A County of Counties
If there ever were a county to spotlight, it would be Los Angeles County, or as the official name calls it, the County of Los Angeles.
With over 10 million inhabitants, LA County is the largest county by population in the United States. And with an annual gross domestic product (GDP) of over $700 billion, it also the largest economic center of any other county in the U.S. (yes, even larger than New York County (Manhattan)).
If you were to compare the metropolitan area of Los Angeles County, it would be the 3rd largest metropolitan economy in the world. In fact, if you compared Los Angeles County's economy to a country, it would equal that of Switzerland.
Los Angeles County has 88 incorporated cities within its boundaries and -- at 4753 square miles -- is larger than the combined area of Rhode Island and Delaware. Los Angeles County is home to 1 out of 4 Californians and is one of the country's most diverse areas.
History of Los Angeles County
Several small groups of Native Americans first settled the area within present-day Los Angeles County hundreds of years before the first European contact in 1769. This was when Gaspar de Portola and a group of missionaries camped on the banks of the Los Angeles River. It was only two years later when Father Junipero Serra and a group of Spaniards founded the San Gabriel Mission. Ten years later, the Pobladores -- a group consisting of eleven families -- traveled from San Gabriel to establish a new pueblo. The settlement was called El Pueblo de la Reyna de Los Angeles. The English translation: the Pueblo of the Queen of the Angels.
After the Mexican-American War, the area came under U.S. control in 1847. After the signing of a treaty in 1848, Los Angeles and the rest of California were added to the American Territories.
Created at the time of California's statehood in 1850, Los Angeles County is one of the original counties in the state. When the county was originally founded, it included parts of many surrounding counties, and in 1852 stretched from the Pacific coast to the border of Nevada. As the population grew, portions of the county were subdivided into the current-day Bernardino County, Kern County, and eventually Orange County in 1889.
Los Angeles County is 4,753 square miles in size and comprises diverse geography. It borders 70 miles of coastline on the Pacific Ocean, mountain ranges, valleys, lakes, rivers, several islands, and deserts. Several rivers include the San Gabriel, Rio Hondo, Santa Clara River, and the Los Angeles River. The bordering mountain ranges are the Santa Monica and the San Gabriel Mountains. In the very northeastern part of the county, the western part of the Mojave Desert begins. If you like variety, nothing can match the range of geography you will find in Los Angeles County!
The main population areas of Los Angeles County can be found in the south and southwestern portion of the county. This includes the Los Angeles Basin, San Fernando Valley and San Gabriel Valley. Other population areas include the more northern Santa Clarita Valley and Pomona Valley.
The county is divided east to west by the San Gabriel Mountains, which provide a dramatic backdrop to the City of Los Angeles. The range is contained within the Angeles National Forest, a large U.S. National Forest and provides a wide range of recreational opportunites, such as camping, hiking and ski areas. The forest is home to all types of flora and fauna, including black bears, bobcats, gray foxes, bighorn sheep, cougars, rattlesnakes and coyotes.
A County of Diversity
Like its geography, there are few counties in America as diverse as Los Angeles County. Of its 10.1 million residents, 28% are non-Hispanic white, 25% Hispanic or Latino, 15% Asian, 9% African American, and 20% Other. The county is home to a vast number of Asian Americans. It includes the largest number of Burmese, Chinese, Cambodian, Filipino, Indian, Korean, Sri Lankan, Taiwanese, and Thai anywhere outside their respective countries.
Lights, Camera, Prosperity!
As the largest economy of any single county in America, Los Angeles County has much to offer. Of course, Los Angeles is most commonly associated with the entertainment industry and is the home of all the major film studios, including Paramount Pictures, Sony Pictures, Warner Brothers, Universal, and Disney Studios.
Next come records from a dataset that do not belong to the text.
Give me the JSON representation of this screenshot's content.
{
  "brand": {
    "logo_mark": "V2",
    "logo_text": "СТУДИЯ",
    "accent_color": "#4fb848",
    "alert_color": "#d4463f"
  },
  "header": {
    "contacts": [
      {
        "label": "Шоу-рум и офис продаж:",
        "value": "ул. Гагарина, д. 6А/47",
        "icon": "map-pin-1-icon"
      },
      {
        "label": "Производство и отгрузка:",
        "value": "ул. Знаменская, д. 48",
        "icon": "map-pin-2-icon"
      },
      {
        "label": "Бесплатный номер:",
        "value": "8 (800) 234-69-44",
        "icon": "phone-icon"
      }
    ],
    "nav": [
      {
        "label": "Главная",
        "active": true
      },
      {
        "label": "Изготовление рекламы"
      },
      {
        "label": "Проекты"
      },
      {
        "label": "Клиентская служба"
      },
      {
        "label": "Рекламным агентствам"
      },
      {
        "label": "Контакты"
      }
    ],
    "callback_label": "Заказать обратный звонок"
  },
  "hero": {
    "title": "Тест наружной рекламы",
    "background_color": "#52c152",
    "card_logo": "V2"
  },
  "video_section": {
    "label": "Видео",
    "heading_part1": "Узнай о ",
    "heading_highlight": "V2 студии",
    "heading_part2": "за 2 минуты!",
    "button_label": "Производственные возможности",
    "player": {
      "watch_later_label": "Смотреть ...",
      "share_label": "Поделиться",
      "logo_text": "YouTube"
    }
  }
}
Scores of other major industries comprise the county's massive economic engine, including the Port of Los Angeles, the Port of Long Beach, aerospace, music recording, fashion, and an extensive services industry including law, medicine, design, finance, manufacturing, and a large high-tech sector.
And who could forget their extensive university system, with powerhouses such as UCLA, USC, and Caltech, just to name a few?
Los Angeles County Attractions
You'll run out of time before you run out of things to do in Los Angeles County. Residents and visitors have access to a wide range of both cultural and recreational opportunities. The county manages 87 local and regional parks and over 340 miles of horse and hiking trails, 19 golf courses, and 25 miles of beaches.
And of course, there are scores of iconic destinations to include on your list, from Griffith Observatory, the Hollywood Walk of Fame, Rodeo Drive, Beverly Hills, Universal Studios, the Getty Center, Santa Monica Pier, Venice Beach, the Battleship Iowa Museum, and La Brea Tar Pits.